I might cry. If I do, it will not because of disappointment or elation at the results of an election, but because of the sheer solemnity of the moment. I will pray. When I do, it will be that we find our way forward—together—even as “we the people” are presently mired in conflict and animosity. And I will ask. I will ask the meaningful questions about how I might be part of the solution, not for my own sake, but for the sake of neighbors and community and, yes, country.

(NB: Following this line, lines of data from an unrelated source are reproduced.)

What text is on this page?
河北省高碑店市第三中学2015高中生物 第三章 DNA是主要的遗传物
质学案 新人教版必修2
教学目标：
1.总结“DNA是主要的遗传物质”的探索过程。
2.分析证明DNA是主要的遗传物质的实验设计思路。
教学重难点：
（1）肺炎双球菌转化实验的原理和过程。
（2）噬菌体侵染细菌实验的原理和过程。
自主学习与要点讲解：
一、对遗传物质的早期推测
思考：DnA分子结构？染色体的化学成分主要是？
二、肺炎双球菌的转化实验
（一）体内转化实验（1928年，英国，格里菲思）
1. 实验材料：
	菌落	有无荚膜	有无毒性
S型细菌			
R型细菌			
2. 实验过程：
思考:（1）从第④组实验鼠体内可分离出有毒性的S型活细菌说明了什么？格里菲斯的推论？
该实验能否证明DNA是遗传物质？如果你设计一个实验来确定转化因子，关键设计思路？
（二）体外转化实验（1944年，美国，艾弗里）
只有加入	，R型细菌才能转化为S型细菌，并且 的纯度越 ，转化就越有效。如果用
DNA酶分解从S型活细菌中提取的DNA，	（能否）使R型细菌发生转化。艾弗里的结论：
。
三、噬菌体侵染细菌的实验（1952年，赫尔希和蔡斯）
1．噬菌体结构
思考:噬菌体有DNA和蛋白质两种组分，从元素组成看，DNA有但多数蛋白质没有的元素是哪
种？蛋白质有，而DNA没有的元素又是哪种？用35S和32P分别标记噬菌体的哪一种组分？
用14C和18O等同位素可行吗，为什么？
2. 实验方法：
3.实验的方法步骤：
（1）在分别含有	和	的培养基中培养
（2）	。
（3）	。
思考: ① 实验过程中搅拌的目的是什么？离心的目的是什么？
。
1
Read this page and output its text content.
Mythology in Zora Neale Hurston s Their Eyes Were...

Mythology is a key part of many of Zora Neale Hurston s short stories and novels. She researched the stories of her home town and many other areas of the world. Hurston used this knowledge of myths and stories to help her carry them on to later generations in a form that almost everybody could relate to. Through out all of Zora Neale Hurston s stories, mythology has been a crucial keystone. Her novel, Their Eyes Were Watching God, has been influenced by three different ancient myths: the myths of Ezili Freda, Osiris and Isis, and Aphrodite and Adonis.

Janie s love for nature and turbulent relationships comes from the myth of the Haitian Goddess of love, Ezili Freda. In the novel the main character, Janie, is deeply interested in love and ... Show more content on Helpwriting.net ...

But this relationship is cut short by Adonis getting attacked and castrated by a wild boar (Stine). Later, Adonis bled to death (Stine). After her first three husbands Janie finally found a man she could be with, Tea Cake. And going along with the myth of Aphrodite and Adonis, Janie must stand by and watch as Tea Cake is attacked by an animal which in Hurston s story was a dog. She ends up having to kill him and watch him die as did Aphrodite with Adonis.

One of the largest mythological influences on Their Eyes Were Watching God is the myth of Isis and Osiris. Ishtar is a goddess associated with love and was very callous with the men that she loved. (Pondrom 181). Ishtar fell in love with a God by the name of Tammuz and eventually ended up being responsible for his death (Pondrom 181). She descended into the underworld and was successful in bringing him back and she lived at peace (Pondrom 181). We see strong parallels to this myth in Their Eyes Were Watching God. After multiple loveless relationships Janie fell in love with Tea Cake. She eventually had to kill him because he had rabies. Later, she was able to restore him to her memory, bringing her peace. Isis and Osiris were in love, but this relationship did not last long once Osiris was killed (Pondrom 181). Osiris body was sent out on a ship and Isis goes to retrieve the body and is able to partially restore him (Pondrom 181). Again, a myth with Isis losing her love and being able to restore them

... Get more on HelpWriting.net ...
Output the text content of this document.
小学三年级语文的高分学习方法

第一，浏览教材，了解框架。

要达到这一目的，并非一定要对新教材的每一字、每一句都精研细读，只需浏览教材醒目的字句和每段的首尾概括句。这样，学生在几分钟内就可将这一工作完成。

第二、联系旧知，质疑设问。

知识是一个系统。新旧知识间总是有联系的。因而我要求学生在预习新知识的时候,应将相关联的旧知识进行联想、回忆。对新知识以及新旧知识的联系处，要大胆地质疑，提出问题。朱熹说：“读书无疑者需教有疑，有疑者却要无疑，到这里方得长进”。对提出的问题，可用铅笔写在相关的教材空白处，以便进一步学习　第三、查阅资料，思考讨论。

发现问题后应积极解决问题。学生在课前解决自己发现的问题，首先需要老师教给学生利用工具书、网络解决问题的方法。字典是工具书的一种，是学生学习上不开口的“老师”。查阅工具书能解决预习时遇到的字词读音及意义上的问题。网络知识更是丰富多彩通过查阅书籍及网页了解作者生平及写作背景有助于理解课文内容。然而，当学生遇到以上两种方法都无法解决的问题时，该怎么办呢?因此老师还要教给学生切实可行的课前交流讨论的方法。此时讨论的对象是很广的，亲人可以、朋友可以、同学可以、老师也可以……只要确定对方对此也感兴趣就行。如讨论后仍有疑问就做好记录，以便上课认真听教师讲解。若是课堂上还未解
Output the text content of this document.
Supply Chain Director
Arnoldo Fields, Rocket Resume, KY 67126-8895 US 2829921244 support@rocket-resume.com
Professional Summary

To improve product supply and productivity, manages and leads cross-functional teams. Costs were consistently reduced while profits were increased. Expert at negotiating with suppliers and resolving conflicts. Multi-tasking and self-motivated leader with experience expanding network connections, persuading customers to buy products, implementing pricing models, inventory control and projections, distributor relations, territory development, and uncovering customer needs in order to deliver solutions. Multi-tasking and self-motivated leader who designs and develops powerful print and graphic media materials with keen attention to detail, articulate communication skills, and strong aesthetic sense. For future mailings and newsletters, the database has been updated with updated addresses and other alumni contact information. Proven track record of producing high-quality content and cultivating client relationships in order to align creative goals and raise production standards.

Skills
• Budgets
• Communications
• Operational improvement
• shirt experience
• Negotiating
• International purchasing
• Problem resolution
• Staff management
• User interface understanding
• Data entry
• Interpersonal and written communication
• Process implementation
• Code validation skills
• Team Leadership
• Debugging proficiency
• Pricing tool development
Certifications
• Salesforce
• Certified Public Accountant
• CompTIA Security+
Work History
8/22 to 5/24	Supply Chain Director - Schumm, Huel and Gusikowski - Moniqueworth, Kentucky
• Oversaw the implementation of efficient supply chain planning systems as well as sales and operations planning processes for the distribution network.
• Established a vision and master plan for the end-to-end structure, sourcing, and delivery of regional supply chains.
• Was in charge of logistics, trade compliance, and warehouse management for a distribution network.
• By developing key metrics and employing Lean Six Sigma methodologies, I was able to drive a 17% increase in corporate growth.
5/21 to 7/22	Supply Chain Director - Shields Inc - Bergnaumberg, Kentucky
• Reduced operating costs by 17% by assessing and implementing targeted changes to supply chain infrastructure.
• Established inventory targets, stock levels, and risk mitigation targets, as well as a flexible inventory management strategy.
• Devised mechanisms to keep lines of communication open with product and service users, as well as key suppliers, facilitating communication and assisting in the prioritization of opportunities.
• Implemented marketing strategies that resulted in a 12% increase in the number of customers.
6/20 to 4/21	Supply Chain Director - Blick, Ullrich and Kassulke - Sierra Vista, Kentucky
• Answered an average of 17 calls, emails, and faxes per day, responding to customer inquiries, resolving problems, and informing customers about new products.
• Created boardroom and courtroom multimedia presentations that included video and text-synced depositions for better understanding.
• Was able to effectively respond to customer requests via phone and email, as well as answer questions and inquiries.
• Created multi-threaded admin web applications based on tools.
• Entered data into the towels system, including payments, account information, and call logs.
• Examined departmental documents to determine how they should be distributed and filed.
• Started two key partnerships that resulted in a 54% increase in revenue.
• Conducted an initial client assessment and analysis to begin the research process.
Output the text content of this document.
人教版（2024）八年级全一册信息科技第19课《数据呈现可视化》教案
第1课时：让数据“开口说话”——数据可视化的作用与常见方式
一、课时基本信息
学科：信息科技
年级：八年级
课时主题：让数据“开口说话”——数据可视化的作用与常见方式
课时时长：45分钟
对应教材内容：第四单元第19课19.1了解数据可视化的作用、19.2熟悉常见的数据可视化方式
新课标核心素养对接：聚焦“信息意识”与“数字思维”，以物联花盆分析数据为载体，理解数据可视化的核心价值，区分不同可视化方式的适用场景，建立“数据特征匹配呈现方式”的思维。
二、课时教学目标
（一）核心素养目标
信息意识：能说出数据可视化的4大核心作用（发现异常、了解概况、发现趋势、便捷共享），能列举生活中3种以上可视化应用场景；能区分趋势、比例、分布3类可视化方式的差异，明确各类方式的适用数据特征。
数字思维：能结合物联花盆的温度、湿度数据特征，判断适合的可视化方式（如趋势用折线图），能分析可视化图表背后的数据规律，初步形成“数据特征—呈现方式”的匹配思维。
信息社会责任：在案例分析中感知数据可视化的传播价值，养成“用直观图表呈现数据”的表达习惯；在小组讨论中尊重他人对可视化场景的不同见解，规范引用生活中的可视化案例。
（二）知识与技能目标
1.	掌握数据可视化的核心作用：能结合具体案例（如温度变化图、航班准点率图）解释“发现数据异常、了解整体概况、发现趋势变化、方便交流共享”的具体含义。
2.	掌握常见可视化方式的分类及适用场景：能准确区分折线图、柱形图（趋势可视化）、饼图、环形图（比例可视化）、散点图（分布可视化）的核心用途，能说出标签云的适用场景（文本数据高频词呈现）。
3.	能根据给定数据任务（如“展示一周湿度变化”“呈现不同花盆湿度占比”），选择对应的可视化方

A few weeks ago, I practiced the beloved Moravian custom of selecting a Watchword for the New Year—a blindly-drawn verse of scripture through which to focus my attention. I’ve been contemplating it daily:
Jesus said, “Ask, and it will be given you; search, and you will find; knock, and the door will be opened for you.” Matthew 7:7
The word that captures my attention today—the one that seems to be set off from the rest as if it were outlined in neon—is “ask.” Ask. Ask. Ask. It strikes me that in our deeply factionalized culture, there’s a lot of declaring and demanding going on, and not so much asking. From both sides of the divide, voices claim moral superiority and righteousness. There is persistent insistence that one side is right, the other is wrong, and that’s that.
But that isn’t that. Either/or is a false set of choices. Finding a mutually beneficial way through the muck, though, means being open to a fresh set of possibilities. Those can only be discovered, I suspect, when there is an openness to finding them. It’s when we are willing to stop making statements and start asking questions that we begin to uncover the stepping stones that have been obscured. If we can trade in certitude for curiosity, those stepping stones will become ever more visible.
Ask. Ask not that God would be on one side or another, but that we would be on God’s side! Ask not that God give us what we think is in our own best interest, but that God bless us with what God knows we need. Ask not that any nation would be above God, but that our nation would be humbled to honor God through pursuits that lead to peace and wholeness for all.